Economics, Migration and Other Factors

Thailand’s stable economy makes it a popular destination for migrant workers from neighboring countries. Migratory workers often lack legal status to work in Thailand and often are forced into labor intensive jobs that require long hours and make properly caring for children difficult. Children are often left to fend for themselves during the day or after school, if they are privileged enough to attend, while the parents work to make money for the family.

Lack of supervision and the rise of technology as a form of entertainment, and occasional emergency childcare option increase the chances that children will be contacted by a stranger. 

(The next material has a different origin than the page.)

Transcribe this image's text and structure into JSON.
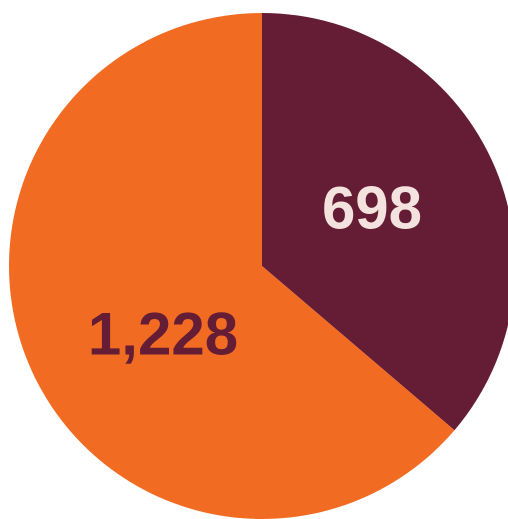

In Thai culture it is particularly important that children honor and respect their elders. While this value of honor and respect is a good,  positive trait of an amazing cultural heritage, it is also something that can be exploited by predators to take advantage of children. Unattended children who are unaware of the danger posed by strangers online and predatory adults in their lives are particularly vulnerable to to being manipulated in to abusive situations by people they are supposed to trust and honor. 

Other factors that make children vulnerable:

  • Lack of ID/Citizenship
  • Lack of Education
  • Broken Families
  • Lack of trust in Law Enforcement officers.
  • Lack of empathy toward victims from Law Enforcement.
  • Lack of knowledge about internet safety.
  • Proximity to tourist attractions and entertainment venues. 

Access to Justice – Empathy and Compassion in Law Enforcement

The problem is not just confined to vulnerability, expoitation and abuse. Once a child becomes a victim of abuse or exploitation there are many barriers that prevent them from receiving justice, experiencing healing, and growing up to be a healthy adult.

One large challenge the justice system in Thailand faces is lack of public knowledge about sexual exploitation and abuse. The shame that prevents children from coming forward also limits public exposure to the realities of the problem. Survivors are often judged in the public eye based on factors that have no relevance to their case or situation.

Survivors of sexual abuse and exploitation face a difficult road to justice and recovery due to many factors, such as, lack of empathy for victims in the law enforcement and justice system and lack of discression by the news media leading to exposure and retraumatization of survivors.

Child survivors are often forced into situations, both public and private, that force them to relive the trauma of their experience over and over in an attempt to prove that it really happened.